Au Cap Ferret, l’hiver

Cela s’appelle une vie hors saison. Ça se passe au Cap Ferret, l’hiver. Hors saison comme un moment où l’on revient à l’essentiel, plus ou moins vivant, en attendant les beaux jours. On fait le portrait de la vie d’un autre, comme cet autre fait notre propre portrait. Et que l’on prenne le portrait d’un autre ou le sien propre, on a la curieuse impression de se retrouver avec soi, dans le flou.

Je me suis dit que ce visage autre raconterait une histoire. Et lui aussi m’a choisi pour raconter une histoire, son histoire, sa propre histoire, en quelques symboles noirs. J’ai eu ce sentiment étrange de devenir le personnage de ses cauchemars, de tenir un rôle de figurant dans ses propres images.

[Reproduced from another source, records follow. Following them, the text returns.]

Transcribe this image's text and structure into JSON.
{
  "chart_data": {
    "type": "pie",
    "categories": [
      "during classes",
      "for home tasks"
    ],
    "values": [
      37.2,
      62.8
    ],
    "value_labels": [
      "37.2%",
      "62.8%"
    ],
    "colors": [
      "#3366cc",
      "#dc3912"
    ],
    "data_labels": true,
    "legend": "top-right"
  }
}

J’ai pensé, moi, que ses histoires, on les verrait sur son visage, on les ferait naître de son visage, et je l’ai fait parler, parler, parler. Dans son récit, j’ai trouvé la fragilité, le doute, la peur et lui comme moi avons imprimé ces mots sur les images que nous prenions l’un de l’autre, comme on marque un territoire de la lumière de ses propres sentiments. On a toujours beaucoup d’imagination au sujet des autres. Mais le modèle est plus ou moins docile, il a son existence propre, son portrait nous échappe largement et je ne suis pas sûr que nous nous soyons vraiment compris.

Face à soi, les choses sont toujours plus difficiles, l’autoportrait rencontre le pire épouvantail qui soit, soi-même, l’autoportrait reste sous le masque. Je n’ai pas une idée très précise de moi et on a beau se dire sois honnête, ne triche pas, ne te cache pas, ne te cache pas, ne te cache pas, on appréhende de se démasquer, on ne sait pas très bien quel masque on pourrait retirer, on ne sait pas quels sont les masques que l’on a, combien de masques il faudrait retirer pour arriver à soi, et si même on trouvera quelqu’un, au dernier masque.

Il y a trop de questions. On est rarement soi en une seule image fixe, on a toujours envie de reprendre la route. Mais, au moins, en attendant une pleine saison, on se parle, à soi-même, comme à un inconnu, comme si l’on était un territoire, presque le dernier, qui reste à découvrir.

Reine de beauté

Depuis que je suis poule, j’ai une patte, toujours la même, qui chaque jour gratte le sol. On aura beau m’avoir coupé les ailes comme dans tout élevage qui se respecte, je sais qu’il y a quelque chose dans ce monde et qu’en grattant, je le trouverai.

Il me semble qu’il y avait le mot plage

Figurant, tête rase de bagnard,
Animal empaillé,
En mots qui est-tu ?
Il me semble qu’il y avait le mot plage,
Il me semble que tu étais le mot plage,
Etoffe plissée, qui ondule en paroi concave,
Un rose sur le motif vert,
Quelque part, mais où ?
Morts pendant la guerre,
Enterrés en Suisse,
Les mots tournent,
Il me semble
Qu’il y avait une brèche.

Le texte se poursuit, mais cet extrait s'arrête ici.